= Colonial Atlas =

Role playing game supplement

Colonial Atlas is a supplement published by Game Designers' Workshop in 1988 for the science fiction role-playing game 2300 AD.

==Publication history==
Colonial Atlas is a 96-page book developed by Rob Caswell, Deb Ziegler, and Timothy B. Brown, with additional submissions by Loren K. Wiseman, J. Andrew Keith, Tom Peters, Lester W. Smith, Gary L. Thomas, Bob Swarm, Marc W. Miller, Matt Renner, Mike Dane, Robert and Nancy Parker, and Bill Connors. Cover art was by Steve Venters.

==Contents==
Colonial Atlas is a campaign setting which includes information on all 29 colonized worlds of the 2300 AD setting, with details on the star system, each planet, colonial history, resources, wildlife and government of each.
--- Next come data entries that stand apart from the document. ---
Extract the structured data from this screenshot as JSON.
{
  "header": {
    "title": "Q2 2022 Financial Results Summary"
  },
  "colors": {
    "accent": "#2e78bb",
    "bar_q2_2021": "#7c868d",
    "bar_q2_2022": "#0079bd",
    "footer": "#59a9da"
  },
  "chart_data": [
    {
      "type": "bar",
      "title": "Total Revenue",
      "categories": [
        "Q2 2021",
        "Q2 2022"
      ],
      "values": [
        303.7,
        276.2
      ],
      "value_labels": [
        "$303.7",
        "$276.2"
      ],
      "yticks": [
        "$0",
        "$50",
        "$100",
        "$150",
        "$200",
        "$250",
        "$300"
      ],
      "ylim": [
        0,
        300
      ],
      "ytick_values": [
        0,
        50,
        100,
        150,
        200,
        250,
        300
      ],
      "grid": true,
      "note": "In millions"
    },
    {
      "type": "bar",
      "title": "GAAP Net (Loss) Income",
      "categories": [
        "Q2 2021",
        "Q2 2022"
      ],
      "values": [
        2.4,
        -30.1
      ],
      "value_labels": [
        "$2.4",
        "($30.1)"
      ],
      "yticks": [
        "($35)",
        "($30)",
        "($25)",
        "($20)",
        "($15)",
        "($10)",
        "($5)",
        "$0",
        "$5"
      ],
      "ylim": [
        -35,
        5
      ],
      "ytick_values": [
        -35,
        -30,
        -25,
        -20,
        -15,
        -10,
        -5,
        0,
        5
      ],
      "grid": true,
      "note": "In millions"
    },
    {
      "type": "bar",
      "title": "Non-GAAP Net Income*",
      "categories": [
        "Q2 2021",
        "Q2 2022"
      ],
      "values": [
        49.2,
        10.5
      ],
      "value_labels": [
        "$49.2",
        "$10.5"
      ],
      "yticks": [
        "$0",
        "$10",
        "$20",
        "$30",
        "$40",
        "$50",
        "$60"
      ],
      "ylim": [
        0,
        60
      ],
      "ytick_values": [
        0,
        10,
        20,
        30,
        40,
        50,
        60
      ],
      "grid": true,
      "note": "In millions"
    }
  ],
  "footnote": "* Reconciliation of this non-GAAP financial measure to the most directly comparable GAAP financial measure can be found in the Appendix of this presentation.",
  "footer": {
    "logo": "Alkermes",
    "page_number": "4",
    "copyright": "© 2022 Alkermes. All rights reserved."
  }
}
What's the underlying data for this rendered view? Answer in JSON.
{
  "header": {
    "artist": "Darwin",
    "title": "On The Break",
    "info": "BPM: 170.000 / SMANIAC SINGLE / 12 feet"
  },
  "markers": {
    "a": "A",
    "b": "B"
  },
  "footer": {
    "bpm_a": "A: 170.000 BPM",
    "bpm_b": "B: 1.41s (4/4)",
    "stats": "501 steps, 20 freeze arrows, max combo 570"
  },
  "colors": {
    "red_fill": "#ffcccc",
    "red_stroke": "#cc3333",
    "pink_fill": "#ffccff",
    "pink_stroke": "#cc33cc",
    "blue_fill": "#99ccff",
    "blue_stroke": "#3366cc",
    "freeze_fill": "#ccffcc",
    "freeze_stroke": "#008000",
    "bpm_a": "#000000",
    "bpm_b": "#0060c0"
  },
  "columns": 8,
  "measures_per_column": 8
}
The book also includes story ideas for each world.

==Reception==
In the May 1989 edition of Dragon (Issue 145), Jim Bambra said "Each colony seems real; the colonists face believable dangers and economic and political problems in their day-to-day struggles to maintain human life on the worlds of the frontier." He did note the absence of planetary and system maps, saying, "All you get are star maps of the three arms, which are useful but are only part of the story. As most adventures take place on the worlds of each system, maps showing the physical layout of each planet would have made a welcome addition and greatly enhanced an already impressive product." Bambra concluded that this book was "a very worthwhile purchase to anyone interested in the 2300 AD game. It shows the great potential for adventures set in this period of Earth's future history, and it clearly shows the extent of each nation's colonial presence. This is a product that no fan of the 2300 AD game should be without."